Process and consequence of a local invasion of Chelicorophium curvispinum (Crustacea:Amphipoda) into a small estuary in South-East England by Phil Buckley, September 2006.

The tube dwelling amphipod Chelicorophium curvispinum is a native of estuaries in the Northern Ponto-Caspian region. Over the last hundred years, C. curvispinum has invaded rivers
throughout Western Europe. C. curvispinum was first reported in Britain in 1935. A population of C. curvispinum was discovered in the Kentish Stour Estuary in 1998. The invasion of C. curvispinum into the Kentish Stour Estuary was detected by a routine monitoring survey carried out by the Ecology Research Group of Canterbury Christ Church University. Archive data from this survey covering the time-span 1996 to 2003 were examined and the process of the invasion was chronicled.
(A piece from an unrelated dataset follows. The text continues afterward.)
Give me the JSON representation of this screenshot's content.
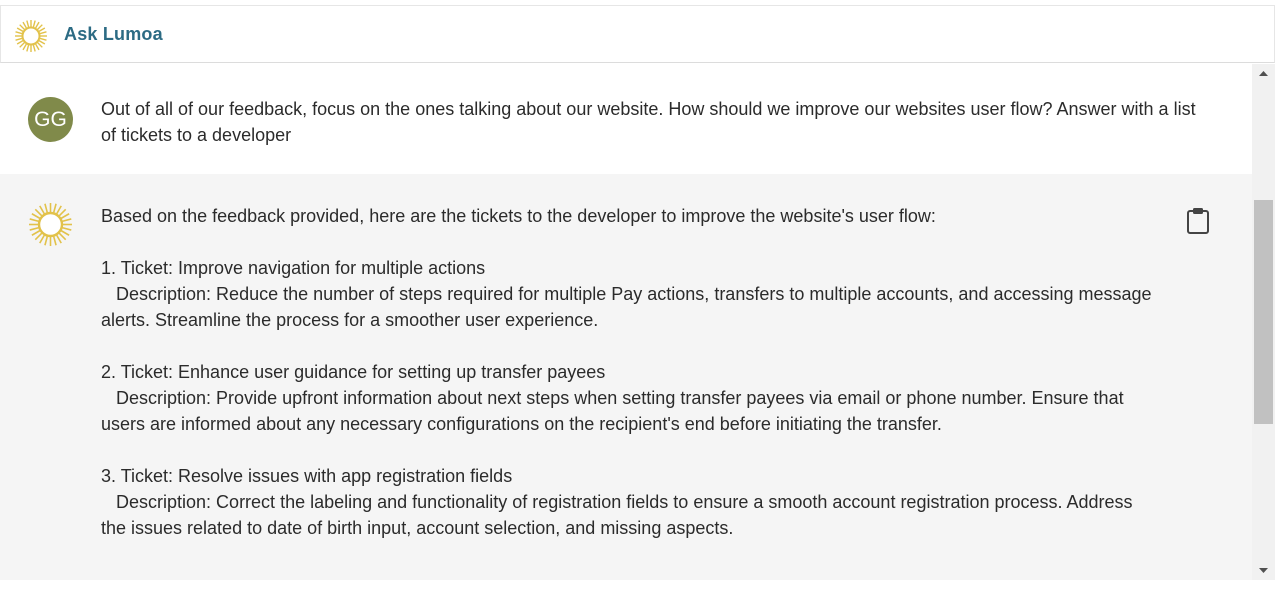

Between 1996 and 2003, three distinct time periods were identified with respect to the invasion; Before, During and After. The period Before the invasion contained no records of C. curvispinum. The period During the invasion was characterised by the first reports of C. curvispinum in the Estuary, followed by a population spike. The period After the invasion was characterised by an initial population collapse followed by a stabilisation of numbers of C. curvispinum. Examination of physico-chemistry data collected in concert with biological samples found that, During and After the invasion, there was a drop in suspended solids, nitrites, nitrates and phosphates in the river. Multiple regression analysis found no direct relationship between any physico-chemical determinands and C. curvispinum abundance. Examination of the native fauna found no evidence of a weakening of the native benthic invertebrate community in the Stour Estuary before the invasion. There was also no evidence of any impact of the C. curvispinum invasion on the native fauna.

Data obtained from the Environment Agency showed that the national distribution of C. Curvispinum had changed drastically between 1985 and 2003. The data describe a steady increase of sites occupied by C. curvispinum that continued until the mid 1990s. Experimentation indicated that C. curvispinum was eclectic in its requirements.